Two abstracts that are being presented at the American College of Surgeons Clinical Congress this week use CT scans to predict interesting things. They are things that you would not think a CT scanner should be able to do.
So can we use arcane measurements of things found on CT scan to make accurate predictions about our patients? Sure, if we see very low density bubbles (free air) in the abdomen, it’s pretty likely that some kind of abdominal catastrophe has occurred. Or if their is a large amount of high density fluid (blood) in the left chest after a stab wound, the patient will probably require a chest tube.
But what about other measurements that wouldn’t seem to be related to anything? Could we have found a magic crystal ball here, or is it just wishful thinking?
The first abstract evaluated the ability of the waist to hip ratio (WHR) to predict outcomes after trauma. Obviously, this is the width of the waist divided by the width of the body at the hips.
Here are the factoids for this study:
- 555 patients were analyzed retrospectively over 1 year at a Level I trauma center.
- In-hospital complications and death were specifically analyzed
- Using a receiver operating characteristic curve, the authors determined that a magic ratio of 1 was the best predictor
- Complications were significantly higher in the group with WHR>1 (50% vs 19%) as was mortality (17% vs 7%)

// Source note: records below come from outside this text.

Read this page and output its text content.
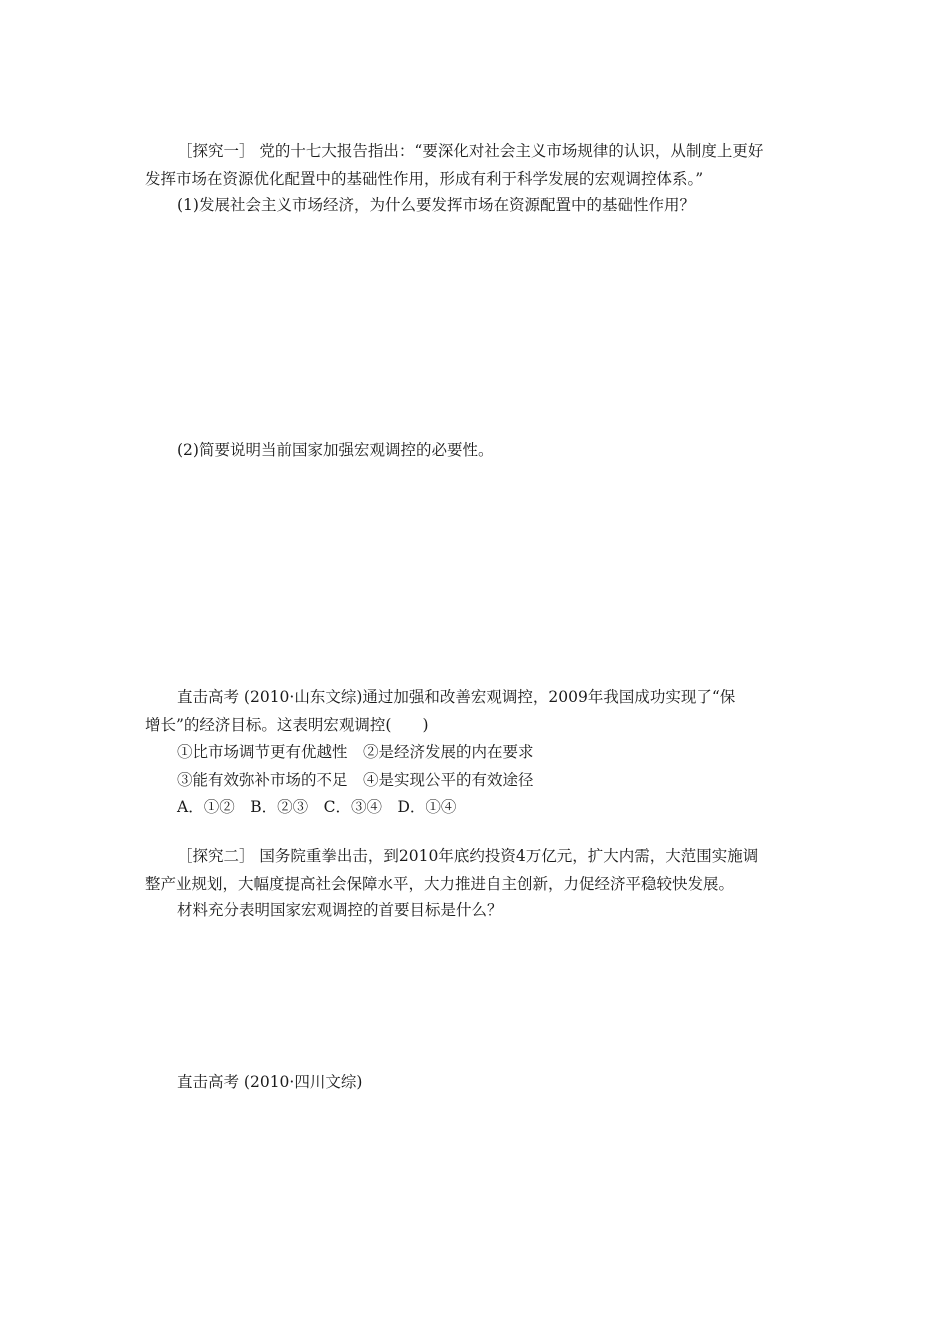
［探究一］ 党的十七大报告指出：“要深化对社会主义市场规律的认识，从制度上更好
发挥市场在资源优化配置中的基础性作用，形成有利于科学发展的宏观调控体系。”

(1)发展社会主义市场经济，为什么要发挥市场在资源配置中的基础性作用？

(2)简要说明当前国家加强宏观调控的必要性。

直击高考 (2010·山东文综)通过加强和改善宏观调控，2009年我国成功实现了“保
增长”的经济目标。这表明宏观调控(　　)
①比市场调节更有优越性　②是经济发展的内在要求
③能有效弥补市场的不足　④是实现公平的有效途径
A．①②　B．②③　C．③④　D．①④

［探究二］ 国务院重拳出击，到2010年底约投资4万亿元，扩大内需，大范围实施调
整产业规划，大幅度提高社会保障水平，大力推进自主创新，力促经济平稳较快发展。

材料充分表明国家宏观调控的首要目标是什么？

直击高考 (2010·四川文综)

- Regression analysis showed that patients with WHR>1 were 4x more likely to have a complication and 3x more likely to die
- WHR was only weakly correlated with BMI
Bottom line: WTF? How can this be, you ask? Just because your patient is a bit “fusiform” in shape, they have a rougher time after trauma? Well, in this case there may actually be some basis for the findings. There are thousands of articles in the literature that have identified that this shape actually is associated with higher complications and mortality in general. And there are already some published trauma papers that have confirmed this association. Interestingly, the BMI was less predictive that the WHR in this study, so this may be a better surrogate measure for obesity.

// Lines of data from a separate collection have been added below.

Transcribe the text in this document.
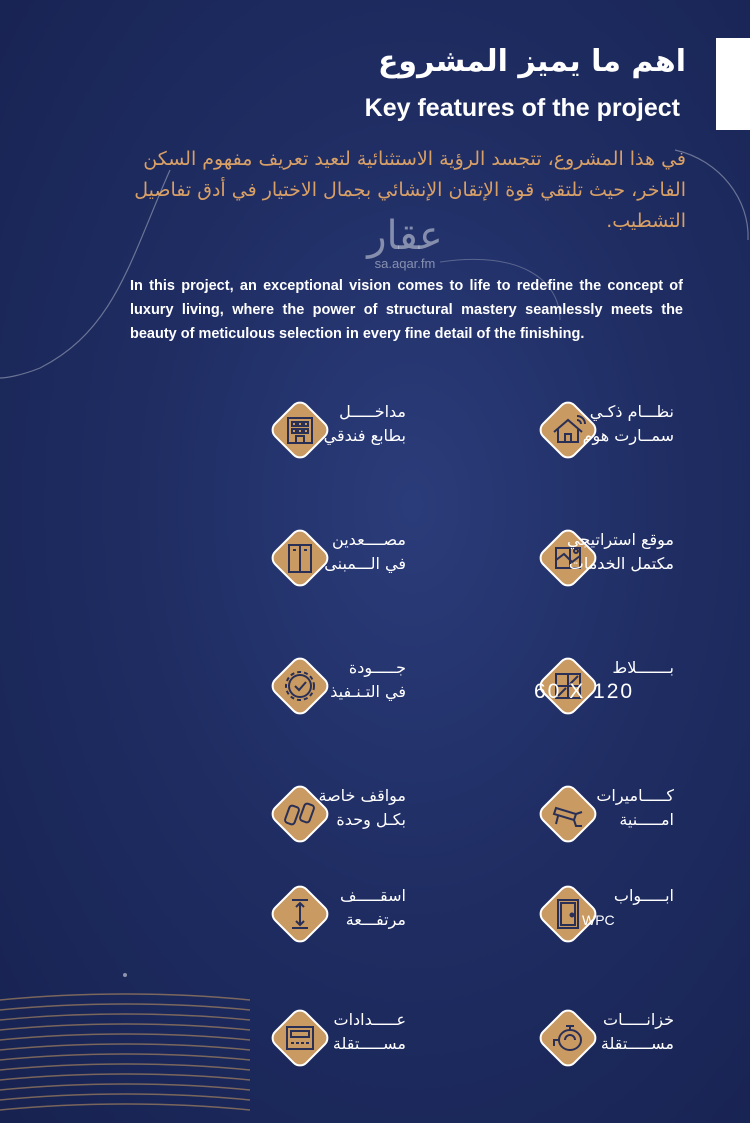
اهم ما يميز المشروع
Key features of the project
في هذا المشروع، تتجسد الرؤية الاستثنائية لتعيد تعريف مفهوم السكن الفاخر، حيث تلتقي قوة الإتقان الإنشائي بجمال الاختيار في أدق تفاصيل التشطيب.
عقار
sa.aqar.fm
In this project, an exceptional vision comes to life to redefine the concept of luxury living, where the power of structural mastery seamlessly meets the beauty of meticulous selection in every fine detail of the finishing.
نظـــام ذكـي
سمــارت هوم
مداخـــــل
بطابع فندقي
موقع استراتيجي
مكتمل الخدمات
مصــــعدين
في الـــمبنى
بـــــــلاط
60 X 120
جـــــودة
في التـنـفيذ
كـــــاميرات
امـــــنية
مواقف خاصة
بكـل وحدة
ابـــــواب
WPC
اسقـــــف
مرتفـــعة
خزانـــــات
مســـــتقلة
عـــــدادات
مســـــتقلة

The number of patients enrolled is reasonable, and the statistics look sound (for just being an abstract). So there may be something here. However, before you start using the “measure tool” on your CT console on every trauma patient, wait for the confirmatory prospective studies to come along.
Tomorrow, a look at a not-so-good study of this type, looking at an even more arcane metric on the CT scan.
Reference: Computed tomorgraphy-measured waist to hip ratio: a reliable predictor of outcomes after trauma. ACS Scientific Forum, trauma abstracts, 2016.